前回は桑原宿の西町を天満宮前まで歩きました。今回は、天満宮の辻から東に向かって緩やかな下り道を歩きます。
  その旧街道沿いに並んだ街区をどのように呼んだのかは、史料が手に入らないので今のところわかりません。上町・中町・下町とでも呼んだのでしょうか。この街通りの中央部分には本陣(問屋兼務)の柳沢家の広大な屋敷――主屋・客殿・多数の蔵など――があったそうです。


◆町役人の広壮な屋敷跡が並ぶ街通り◆

 
桑原宿の街並みの中ほどに掲示されている、旧本陣柳沢家住宅の写真(撮影2000年10月):千曲市教育員会提供



▲佐野川を東に越えると桑原西町で、古い城下町があったらしい


▲街道に面して旧本陣柳沢家屋敷の土塀と土蔵が続く


▲本陣の主屋に向かうための大きな長屋門


▲長屋門の奥に控える主屋は昭和期に養蚕用に修築したか


▲豪農の屋敷だったと見られる敷地が街道沿いに並んでいる


▲総二階の広壮な建物は養蚕向けの造りだ


▲こちらも広大な屋敷地を土塀が囲んでいる


▲ここも村役人の屋敷だったか、街道に面した間口が広い

◆間の宿桑原の歴史を探る◆


土蔵脇の薬医門は松代藩公用のためのもの

  善光寺街道の公式の宿駅の役割は稲荷山に移されたものの、桑原は松代藩専用の伝馬宿駅(間の宿)としての地位は保ち続けました。
  1694年(元禄7年)には、伝馬屋敷数77軒のうち、町役人31軒を除いた46軒で伝馬役を務めていたそうです。街区は上組・中組・下組の3つに分かれて、10日交替で役務の担っていたようです。
  旅籠が何軒あったのかは不明ですが、本陣以外の休泊施設で松代藩の役人や藩士を除く一般の旅人が止まったこともあると伝えられているので、屋敷地が広い何軒かには宿泊用の家屋があったと見られます。

◆かつては城下街から中心都邑に◆

  中世の城下町を土台として形成された桑原郷は、千曲川左岸の佐野川扇状地のおおかた――小坂・大田原・慈眼寺・金井・東光寺など――を包含していたそうです。
  ことに旧街道脇の大鳥居から治田神社上之宮を経て、小坂集落、龍洞院までは合間を置いて家並みが続いていたものと推定できます。上記の小村集落群――小坂・大田原・慈眼寺・金井・東光寺・五反田・郷沢・馬場・苑塚・坂ノ下――の住民の多くは、1602年頃に稲荷山が街道宿駅に指定されて街建設が始まると稲荷山に移住させられたそうです。
  そうすると、桑原集落はこれらの集落群を束ねる中心的都邑で、近隣一帯の郷村には、現在わかっているだけで7つの寺院があったと見られています。

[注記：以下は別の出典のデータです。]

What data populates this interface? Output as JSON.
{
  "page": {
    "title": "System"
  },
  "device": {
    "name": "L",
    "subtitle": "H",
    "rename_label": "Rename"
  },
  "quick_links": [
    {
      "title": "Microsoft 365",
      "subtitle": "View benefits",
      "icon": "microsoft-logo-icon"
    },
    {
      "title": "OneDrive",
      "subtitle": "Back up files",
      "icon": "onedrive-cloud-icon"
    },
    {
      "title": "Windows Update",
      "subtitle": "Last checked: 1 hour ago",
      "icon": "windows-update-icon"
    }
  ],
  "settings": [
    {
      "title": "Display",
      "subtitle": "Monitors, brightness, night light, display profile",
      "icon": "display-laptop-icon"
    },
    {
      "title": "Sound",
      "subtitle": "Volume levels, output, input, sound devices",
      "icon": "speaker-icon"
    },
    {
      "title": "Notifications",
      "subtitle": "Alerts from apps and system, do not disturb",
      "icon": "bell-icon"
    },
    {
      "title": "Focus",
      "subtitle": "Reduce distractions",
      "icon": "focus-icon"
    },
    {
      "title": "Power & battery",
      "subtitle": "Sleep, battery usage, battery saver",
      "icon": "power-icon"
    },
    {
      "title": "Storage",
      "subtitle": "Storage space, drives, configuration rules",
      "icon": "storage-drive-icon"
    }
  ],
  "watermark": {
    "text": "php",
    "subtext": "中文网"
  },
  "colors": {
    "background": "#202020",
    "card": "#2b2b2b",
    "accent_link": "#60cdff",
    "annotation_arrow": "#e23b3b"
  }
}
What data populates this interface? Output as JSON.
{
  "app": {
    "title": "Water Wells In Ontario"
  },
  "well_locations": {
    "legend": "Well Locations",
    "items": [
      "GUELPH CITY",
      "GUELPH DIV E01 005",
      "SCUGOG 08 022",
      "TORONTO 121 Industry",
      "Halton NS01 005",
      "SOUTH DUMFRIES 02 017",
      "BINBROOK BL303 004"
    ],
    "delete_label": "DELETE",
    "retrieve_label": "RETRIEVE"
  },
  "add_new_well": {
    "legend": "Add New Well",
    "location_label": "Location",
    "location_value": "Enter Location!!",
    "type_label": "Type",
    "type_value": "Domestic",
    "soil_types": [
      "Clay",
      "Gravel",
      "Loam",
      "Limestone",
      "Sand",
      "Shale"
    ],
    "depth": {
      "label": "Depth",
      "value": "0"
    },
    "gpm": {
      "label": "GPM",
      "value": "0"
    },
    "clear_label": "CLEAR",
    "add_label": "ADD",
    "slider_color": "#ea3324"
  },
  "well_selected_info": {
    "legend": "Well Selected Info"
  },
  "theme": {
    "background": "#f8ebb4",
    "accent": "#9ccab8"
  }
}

漆喰袖壁で総二階造り町家。大棟に屋根付き通風孔が設えてあるので、養蚕用に修築したようだ。


街道脇の大鳥居は上之宮への参道入り口

◆幕末~昭和期に養蚕で栄えた◆

  すでに見たきた歴史からして、桑原集落には有力な地主や豪農、豪商がいくつもあった理由が理解できます。
  そうなると、この富裕な集落の住民たちの知的・文化的水準はかなり高かったと見ることができます。幕末期から昭和期まで桑原では養蚕が盛んになりますが、ほかの地方に比べて養蚕技術の習得や経営の改良・改善にもいち早く取り組んだと見られます。
  家並みのなかには豪邸と言えるほどの重厚・広壮な昭和期の家屋が目立ちます。総二階造りの広壮な和風住宅は風通しを良くして養蚕に適した建築様式です。そういう家屋を平成期まで維持できるほどに裕福だったということです。